= Kaya Kalp Vriksh =

Biodiversity heritage site in Fatehgarh Sahib, Punjab

Kaya Kalp Vriksh or Great Banyan Tree is a Biodiversity Heritage Site in Fatehgarh Sahib, Punjab, India. It became the first biodiversity heritage site of the state on 16 December 2021. The tree spans over 3.5 acres of land and is about 300 years old. For the conservation and management of the site Punjab Biodiversity Board (PBB) confirmed the scheme under Section 37 of the Biological Diversity Act (BDA), 2002, and also list it as a Biodiversity Heritage Site (BHS).

The surrounding area has a diverse variety of plants and animals which include birds like peacocks, owls, many species of reptiles like snake, monitor lizards, garden lizards, insects, arthropods, millipedes, nematodes. Plant division like bryophytes. Fungi, algae, lichens, epiphytes are also present in abundance and different varieties. There is also a documentary made about the tree which was shown as a part of a TV series by a Paris-based production house Camera Lucida. The documentary is 'Tree Stories: Most Remarkable Trees of the World'.
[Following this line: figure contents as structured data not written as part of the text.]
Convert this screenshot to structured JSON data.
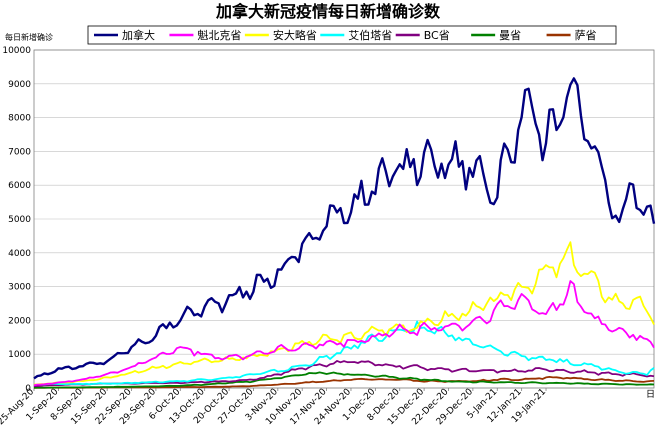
{
  "chart_data": {
    "type": "line",
    "title": "加拿大新冠疫情每日新增确诊数",
    "ylabel": "每日新增确诊",
    "xlabel": "",
    "ylim": [
      0,
      10000
    ],
    "yticks": [
      0,
      1000,
      2000,
      3000,
      4000,
      5000,
      6000,
      7000,
      8000,
      9000,
      10000
    ],
    "grid": true,
    "legend_position": "top",
    "x_start": "25-Aug-20",
    "x_end": "31-Jan-21",
    "x_ticks": [
      "25-Aug-20",
      "1-Sep-20",
      "8-Sep-20",
      "15-Sep-20",
      "22-Sep-20",
      "29-Sep-20",
      "6-Oct-20",
      "13-Oct-20",
      "20-Oct-20",
      "27-Oct-20",
      "3-Nov-20",
      "10-Nov-20",
      "17-Nov-20",
      "24-Nov-20",
      "1-Dec-20",
      "8-Dec-20",
      "15-Dec-20",
      "22-Dec-20",
      "29-Dec-20",
      "5-Jan-21",
      "12-Jan-21",
      "19-Jan-21"
    ],
    "x_axis_end_label": "日",
    "series": [
      {
        "name": "加拿大",
        "color": "#000080",
        "width": 2.4,
        "points": [
          [
            0,
            300
          ],
          [
            7,
            550
          ],
          [
            14,
            650
          ],
          [
            21,
            800
          ],
          [
            28,
            1200
          ],
          [
            35,
            1600
          ],
          [
            42,
            2100
          ],
          [
            49,
            2400
          ],
          [
            56,
            2600
          ],
          [
            63,
            3000
          ],
          [
            70,
            3400
          ],
          [
            77,
            4200
          ],
          [
            84,
            4900
          ],
          [
            91,
            5400
          ],
          [
            98,
            6000
          ],
          [
            105,
            6500
          ],
          [
            112,
            6800
          ],
          [
            119,
            6700
          ],
          [
            126,
            6600
          ],
          [
            133,
            5800
          ],
          [
            140,
            8200
          ],
          [
            147,
            7300
          ],
          [
            154,
            8700
          ],
          [
            161,
            6900
          ],
          [
            168,
            4800
          ],
          [
            172,
            5900
          ],
          [
            176,
            5200
          ],
          [
            178,
            4700
          ]
        ]
      },
      {
        "name": "魁北克省",
        "color": "#ff00ff",
        "width": 1.8,
        "points": [
          [
            0,
            80
          ],
          [
            7,
            160
          ],
          [
            14,
            250
          ],
          [
            21,
            400
          ],
          [
            28,
            600
          ],
          [
            35,
            900
          ],
          [
            42,
            1200
          ],
          [
            49,
            1000
          ],
          [
            56,
            900
          ],
          [
            63,
            1000
          ],
          [
            70,
            1150
          ],
          [
            77,
            1200
          ],
          [
            84,
            1300
          ],
          [
            91,
            1350
          ],
          [
            98,
            1500
          ],
          [
            105,
            1700
          ],
          [
            112,
            1750
          ],
          [
            119,
            1800
          ],
          [
            126,
            1900
          ],
          [
            133,
            2300
          ],
          [
            140,
            2600
          ],
          [
            147,
            2200
          ],
          [
            154,
            2900
          ],
          [
            161,
            2000
          ],
          [
            168,
            1700
          ],
          [
            172,
            1600
          ],
          [
            176,
            1400
          ],
          [
            178,
            1200
          ]
        ]
      },
      {
        "name": "安大略省",
        "color": "#ffff00",
        "width": 1.8,
        "points": [
          [
            0,
            100
          ],
          [
            7,
            150
          ],
          [
            14,
            200
          ],
          [
            21,
            300
          ],
          [
            28,
            450
          ],
          [
            35,
            600
          ],
          [
            42,
            750
          ],
          [
            49,
            800
          ],
          [
            56,
            850
          ],
          [
            63,
            950
          ],
          [
            70,
            1100
          ],
          [
            77,
            1300
          ],
          [
            84,
            1450
          ],
          [
            91,
            1500
          ],
          [
            98,
            1700
          ],
          [
            105,
            1800
          ],
          [
            112,
            1900
          ],
          [
            119,
            2100
          ],
          [
            126,
            2300
          ],
          [
            133,
            2600
          ],
          [
            140,
            3000
          ],
          [
            147,
            3400
          ],
          [
            154,
            3900
          ],
          [
            161,
            3100
          ],
          [
            168,
            2500
          ],
          [
            172,
            2600
          ],
          [
            176,
            2300
          ],
          [
            178,
            1900
          ]
        ]
      },
      {
        "name": "艾伯塔省",
        "color": "#00ffff",
        "width": 1.8,
        "points": [
          [
            0,
            100
          ],
          [
            7,
            120
          ],
          [
            14,
            120
          ],
          [
            21,
            130
          ],
          [
            28,
            150
          ],
          [
            35,
            180
          ],
          [
            42,
            200
          ],
          [
            49,
            250
          ],
          [
            56,
            300
          ],
          [
            63,
            400
          ],
          [
            70,
            500
          ],
          [
            77,
            650
          ],
          [
            84,
            900
          ],
          [
            91,
            1200
          ],
          [
            98,
            1500
          ],
          [
            105,
            1700
          ],
          [
            112,
            1800
          ],
          [
            119,
            1600
          ],
          [
            126,
            1300
          ],
          [
            133,
            1100
          ],
          [
            140,
            950
          ],
          [
            147,
            850
          ],
          [
            154,
            750
          ],
          [
            161,
            650
          ],
          [
            168,
            500
          ],
          [
            172,
            450
          ],
          [
            176,
            420
          ],
          [
            178,
            650
          ]
        ]
      },
      {
        "name": "BC省",
        "color": "#800080",
        "width": 1.8,
        "points": [
          [
            0,
            60
          ],
          [
            7,
            90
          ],
          [
            14,
            110
          ],
          [
            21,
            130
          ],
          [
            28,
            130
          ],
          [
            35,
            150
          ],
          [
            42,
            150
          ],
          [
            49,
            180
          ],
          [
            56,
            200
          ],
          [
            63,
            250
          ],
          [
            70,
            400
          ],
          [
            77,
            600
          ],
          [
            84,
            700
          ],
          [
            91,
            800
          ],
          [
            98,
            700
          ],
          [
            105,
            650
          ],
          [
            112,
            600
          ],
          [
            119,
            550
          ],
          [
            126,
            500
          ],
          [
            133,
            500
          ],
          [
            140,
            500
          ],
          [
            147,
            550
          ],
          [
            154,
            500
          ],
          [
            161,
            450
          ],
          [
            168,
            400
          ],
          [
            172,
            400
          ],
          [
            176,
            380
          ],
          [
            178,
            350
          ]
        ]
      },
      {
        "name": "曼省",
        "color": "#008000",
        "width": 1.8,
        "points": [
          [
            0,
            10
          ],
          [
            7,
            15
          ],
          [
            14,
            20
          ],
          [
            21,
            30
          ],
          [
            28,
            40
          ],
          [
            35,
            50
          ],
          [
            42,
            70
          ],
          [
            49,
            100
          ],
          [
            56,
            150
          ],
          [
            63,
            200
          ],
          [
            70,
            300
          ],
          [
            77,
            400
          ],
          [
            84,
            450
          ],
          [
            91,
            400
          ],
          [
            98,
            350
          ],
          [
            105,
            300
          ],
          [
            112,
            250
          ],
          [
            119,
            200
          ],
          [
            126,
            180
          ],
          [
            133,
            170
          ],
          [
            140,
            160
          ],
          [
            147,
            150
          ],
          [
            154,
            140
          ],
          [
            161,
            120
          ],
          [
            168,
            110
          ],
          [
            172,
            100
          ],
          [
            176,
            110
          ],
          [
            178,
            100
          ]
        ]
      },
      {
        "name": "萨省",
        "color": "#993300",
        "width": 1.8,
        "points": [
          [
            0,
            5
          ],
          [
            7,
            10
          ],
          [
            14,
            10
          ],
          [
            21,
            15
          ],
          [
            28,
            20
          ],
          [
            35,
            20
          ],
          [
            42,
            30
          ],
          [
            49,
            30
          ],
          [
            56,
            40
          ],
          [
            63,
            60
          ],
          [
            70,
            100
          ],
          [
            77,
            150
          ],
          [
            84,
            200
          ],
          [
            91,
            250
          ],
          [
            98,
            250
          ],
          [
            105,
            250
          ],
          [
            112,
            200
          ],
          [
            119,
            200
          ],
          [
            126,
            200
          ],
          [
            133,
            250
          ],
          [
            140,
            250
          ],
          [
            147,
            300
          ],
          [
            154,
            300
          ],
          [
            161,
            250
          ],
          [
            168,
            220
          ],
          [
            172,
            200
          ],
          [
            176,
            180
          ],
          [
            178,
            200
          ]
        ]
      }
    ]
  }
}
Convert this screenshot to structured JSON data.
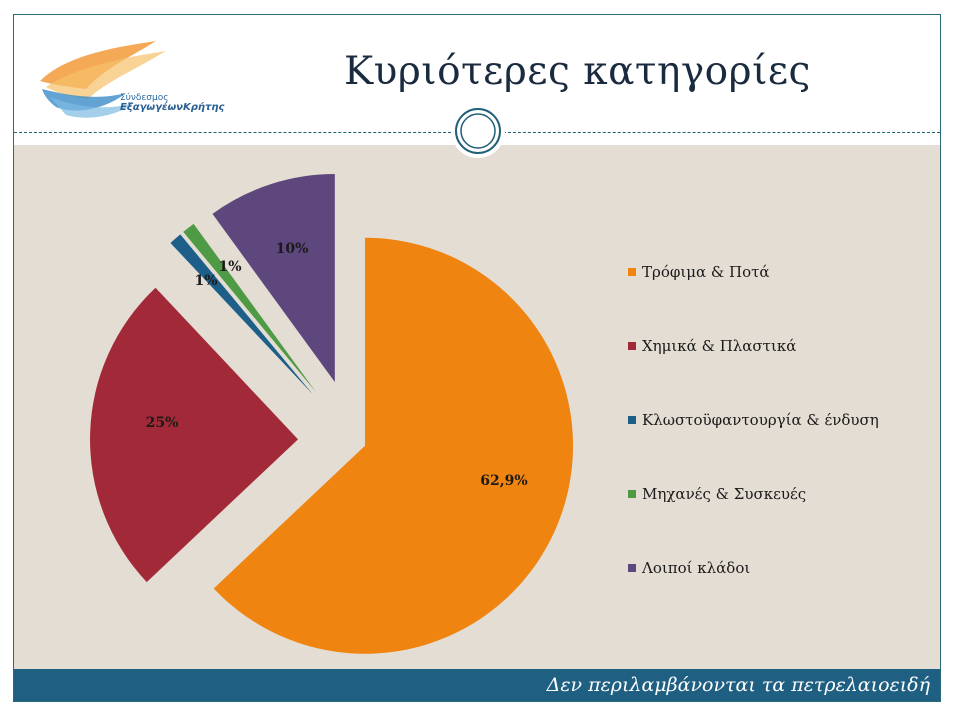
{
  "slide": {
    "title": "Κυριότερες κατηγορίες",
    "footer": "Δεν περιλαμβάνονται τα πετρελαιοειδή",
    "logo": {
      "line1": "Σύνδεσμος",
      "line2": "ΕξαγωγέωνΚρήτης"
    }
  },
  "colors": {
    "background": "#e3ddd3",
    "footer": "#1f5f82",
    "border": "#2a6a7a"
  },
  "chart_data": {
    "type": "pie",
    "title": "",
    "legend_position": "right",
    "slices": [
      {
        "name": "Τρόφιμα & Ποτά",
        "value": 62.9,
        "label": "62,9%",
        "color": "#ef8410"
      },
      {
        "name": "Χημικά & Πλαστικά",
        "value": 25,
        "label": "25%",
        "color": "#a22a38"
      },
      {
        "name": "Κλωστοϋφαντουργία & ένδυση",
        "value": 1,
        "label": "1%",
        "color": "#1e5f8a"
      },
      {
        "name": "Μηχανές & Συσκευές",
        "value": 1,
        "label": "1%",
        "color": "#4f9a45"
      },
      {
        "name": "Λοιποί κλάδοι",
        "value": 10,
        "label": "10%",
        "color": "#5e477d"
      }
    ]
  }
}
The tree also has a local lore behind it, from Sirhind side on the Sher Shah Suri Marg a left turn from the Marg beside Sarai Banjara Village, from there it is about 8 km or a link road from interior has to be taken for reaching the site of the tree. The lore is that no-one until now has been able to stop the indefinite growth of the tree. It is said that whoever in the past tried to stop the growth of the tree has had mishaps and bad luck. The foliage and timber of the tree are also considered to be antagonistic. As the tree stands between private owned lands, the surrounding land owners also do not have the courage cut any part of the tree which may grow in and spread on their land.